Activin, a member of the transforming growth factor-beta (TGF beta) cytokine family, acts as a pituitary cell mitogen via a novel family of receptor-linked serine/threonine (Ser/Thr) kinases. Pituitary tumors synthesize activin subunits, and the autocrine action of these growth factors may modulate tumor proliferation. We, therefore, investigated the expression of activin/TGF beta type I receptor messenger ribonucleic acids (mRNAs), designated ALK1 through ALK5 (ALK = activin receptor-like kinase), and type II receptor mRNAs using RT-PCR in 34 human pituitary adenomas of all phenotypes and normal pituitary tissue. ALK2 and ALK5, specific mediators of activin and TGF beta signals, respectively, were found to be expressed only in tumor and not in normal pituitary cells, and ALK2 expression was found only in tumors of a mammosomatotroph cell lineage. ALK1, ALK3, and ALK4 mRNAs were found in both normal and neoplastic pituitary cells. The alternatively spliced cytoplasmic domain of ALK4 consists of 11 kinase subdomains, that are critical for modulating receptor function and intracellular signaling. Truncated forms of the ALK4 cytoplasmic domain lacking these subdomains may attenuate activin signal transduction and affect both tumor phenotype and proliferation via the formation of inactive type I/type II complexes. Three truncated ALK4 receptor mRNAs generated by alternate splicing of the cytoplasmic Ser/Thr kinase domain were found to be tumor specific. One of these truncated receptor mRNAs, ALK4-5, is a novel splice variant that has not been previously described. Expression of the ActRII and T beta RII type II receptor mRNAs, which specifically bind activin and TGF beta, respectively, was highly prevalent among all tumor subtypes and normal pituitary tissue. However, ActRIIB, an activin-specific type II receptor that displays a 3- to 4-fold higher affinity for ligand than ActRII, was expressed in 94% of tumors, but was not prevalent in normal tissue. These data are the first to demonstrate tumor-specific expression of Ser/Thr kinase receptors mRNAs and their splice variants in human pituitary adenomas.

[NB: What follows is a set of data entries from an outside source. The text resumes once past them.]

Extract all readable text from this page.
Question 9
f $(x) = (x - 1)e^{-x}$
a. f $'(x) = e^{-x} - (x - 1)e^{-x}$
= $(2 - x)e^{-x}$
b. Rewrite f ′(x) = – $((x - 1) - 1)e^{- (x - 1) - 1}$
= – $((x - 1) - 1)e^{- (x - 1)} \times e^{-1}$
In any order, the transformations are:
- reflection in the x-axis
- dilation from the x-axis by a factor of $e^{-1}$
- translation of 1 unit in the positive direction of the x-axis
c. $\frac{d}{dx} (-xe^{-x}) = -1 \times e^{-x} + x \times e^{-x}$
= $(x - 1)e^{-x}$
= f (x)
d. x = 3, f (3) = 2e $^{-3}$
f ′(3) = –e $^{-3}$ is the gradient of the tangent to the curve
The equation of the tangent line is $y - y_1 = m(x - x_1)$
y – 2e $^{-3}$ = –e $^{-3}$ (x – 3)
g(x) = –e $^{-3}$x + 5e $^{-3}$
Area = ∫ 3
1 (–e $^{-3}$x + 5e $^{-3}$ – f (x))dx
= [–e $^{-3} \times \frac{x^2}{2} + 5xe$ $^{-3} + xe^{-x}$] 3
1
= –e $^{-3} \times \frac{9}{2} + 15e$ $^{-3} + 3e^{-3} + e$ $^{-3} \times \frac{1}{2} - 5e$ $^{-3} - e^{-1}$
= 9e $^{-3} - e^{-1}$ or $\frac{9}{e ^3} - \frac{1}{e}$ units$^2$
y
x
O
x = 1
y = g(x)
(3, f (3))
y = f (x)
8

激活素是转化生长因子-β(TGF-β)细胞因子家族的成员,它通过一类新的受体连接丝氨酸/苏氨酸(Ser/Thr)激酶作为垂体细胞有丝分裂原。垂体肿瘤合成激活素亚基,这些生长因子的自分泌作用可能调节肿瘤增殖。因此,我们使用逆转录聚合酶链反应(RT-PCR)研究了激活素/TGF-β I型受体信使核糖核酸(mRNA)(命名为ALK1至ALK5,ALK=激活素受体样激酶)和II型受体mRNA在34例各种表型的人垂体腺瘤及正常垂体组织中的表达。分别作为激活素和TGF-β信号特异性介质的ALK2和ALK5,仅在肿瘤中表达,而在正常垂体细胞中不表达,且ALK2表达仅见于乳腺生长激素细胞系的肿瘤中。ALK1、ALK3和ALK4 mRNA在正常和肿瘤性垂体细胞中均有发现。ALK4可变剪接的胞质结构域由11个激酶亚结构域组成,这些亚结构域对调节受体功能和细胞内信号传导至关重要。缺乏这些亚结构域的ALK4胞质结构域截短形式可能会减弱激活素信号转导,并通过形成无活性的I型/II型复合物影响肿瘤表型和增殖。通过胞质Ser/Thr激酶结构域的可变剪接产生的三种截短的ALK4受体mRNA被发现具有肿瘤特异性。其中一种截短的受体mRNA,ALK4-5,是一种以前未描述过的新型剪接变体。分别特异性结合激活素和TGF-β的ActRII和TβRII II型受体mRNA的表达在所有肿瘤亚型和正常垂体组织中都非常普遍。然而,ActRIIB,一种对配体的亲和力比ActRII高3至4倍的激活素特异性II型受体,在94%的肿瘤中表达,但在正常组织中不普遍。这些数据首次证明了Ser/Thr激酶受体mRNA及其剪接变体在人垂体腺瘤中的肿瘤特异性表达。